引用元:https://www.glyphosate.eu/useful-information/agro-economic-considerations/the-case-of-potatoes/

グリホサート系除草剤
グリホサート系除草剤

ブドウの生産量への影響

ブドウについては470万トンの減少、コストでは最大で42億ユーロの増加とのこと。

グリホサート 作用機構を段階的に廃止した場合、生産コストが平均で177%増加すると予測されています。

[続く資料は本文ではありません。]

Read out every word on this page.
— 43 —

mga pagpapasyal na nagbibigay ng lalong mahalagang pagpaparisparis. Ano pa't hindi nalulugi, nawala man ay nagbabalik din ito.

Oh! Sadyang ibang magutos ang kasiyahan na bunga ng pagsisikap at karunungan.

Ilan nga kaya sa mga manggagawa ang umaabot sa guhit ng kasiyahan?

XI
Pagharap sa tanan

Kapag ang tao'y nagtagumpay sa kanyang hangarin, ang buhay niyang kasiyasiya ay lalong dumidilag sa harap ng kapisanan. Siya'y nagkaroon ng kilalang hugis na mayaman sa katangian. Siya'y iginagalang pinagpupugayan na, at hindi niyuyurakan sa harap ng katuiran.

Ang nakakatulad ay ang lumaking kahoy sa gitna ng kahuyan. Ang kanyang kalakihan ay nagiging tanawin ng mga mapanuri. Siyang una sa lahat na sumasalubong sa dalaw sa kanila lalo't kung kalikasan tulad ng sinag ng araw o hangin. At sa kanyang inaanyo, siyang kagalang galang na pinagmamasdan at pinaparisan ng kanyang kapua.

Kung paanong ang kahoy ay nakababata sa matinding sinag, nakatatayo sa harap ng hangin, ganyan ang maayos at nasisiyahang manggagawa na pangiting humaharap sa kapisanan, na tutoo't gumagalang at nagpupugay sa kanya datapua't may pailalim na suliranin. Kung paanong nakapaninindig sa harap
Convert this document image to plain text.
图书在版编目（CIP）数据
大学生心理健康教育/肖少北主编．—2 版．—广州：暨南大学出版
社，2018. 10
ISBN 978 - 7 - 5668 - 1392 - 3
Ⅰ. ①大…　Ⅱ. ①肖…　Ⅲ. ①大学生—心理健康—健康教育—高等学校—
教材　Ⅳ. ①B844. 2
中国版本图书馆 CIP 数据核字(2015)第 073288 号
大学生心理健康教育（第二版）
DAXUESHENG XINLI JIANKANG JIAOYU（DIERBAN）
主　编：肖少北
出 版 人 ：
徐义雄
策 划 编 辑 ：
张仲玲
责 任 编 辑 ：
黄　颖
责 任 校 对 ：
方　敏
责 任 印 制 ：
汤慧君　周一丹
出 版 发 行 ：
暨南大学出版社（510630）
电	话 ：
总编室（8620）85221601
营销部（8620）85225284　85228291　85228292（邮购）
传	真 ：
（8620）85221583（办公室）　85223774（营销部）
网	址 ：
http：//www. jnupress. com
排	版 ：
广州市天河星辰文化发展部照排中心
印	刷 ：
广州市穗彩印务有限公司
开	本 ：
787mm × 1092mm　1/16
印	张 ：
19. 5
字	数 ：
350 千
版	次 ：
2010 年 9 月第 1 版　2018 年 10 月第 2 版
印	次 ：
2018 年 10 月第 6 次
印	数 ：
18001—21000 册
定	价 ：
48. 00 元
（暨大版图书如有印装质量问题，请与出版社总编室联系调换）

グリホサートを使用しない場合、EUにおけるブドウの生産量は最大で470万トン減少すると推定されています。この作物では1〜3%の収量減が記録されると予想されています。

 

EUでは、ブドウの木へのグリホサートの使用を段階的に廃止すると、農業生産高(したがって収益)の減少と生産コストの上昇の両方により、この分野のコストが最大で42億ユーロ増加することになる。

 

2017年にイタリアの農家を対象に行われた調査では、グリホサートを段階的に廃止した場合、生産コストが平均で177%増加すると予測されています。特に、代替の化学物質を使用した場合には1ヘクタールあたり125ユーロ、グリホサートの代わりに完全な機械的雑草管理を選択した場合には1ヘクタールあたり263ユーロのコスト増になると予測されています。

 

引用元:https://www.glyphosate.eu/useful-information/agro-economic-considerations/the-case-of-grape-vines/

グリホサート系除草剤
グリホサート系除草剤

なぜ農薬が必要なのか

グリホサート系除草剤の利用がない場合のEUにおける具体的な収穫の減少やコスト増への予測についてどう感じられましたか。

 

私たち誰もが、生きていくために安定的な食物の供給を望み、できれば農薬などが使われていないことも望んでいます。それはいつの時代にも変わらないものでしょう。

しかし安定的な価格と供給の両方を実現するには、無農薬だけでは難しい現実があります。

 

安全を確保しながら安定的な確保のためには、規制機関の統制などを踏まえた上での安全な農薬やグリホサート系除草剤の利用は必要なのではないでしょうか。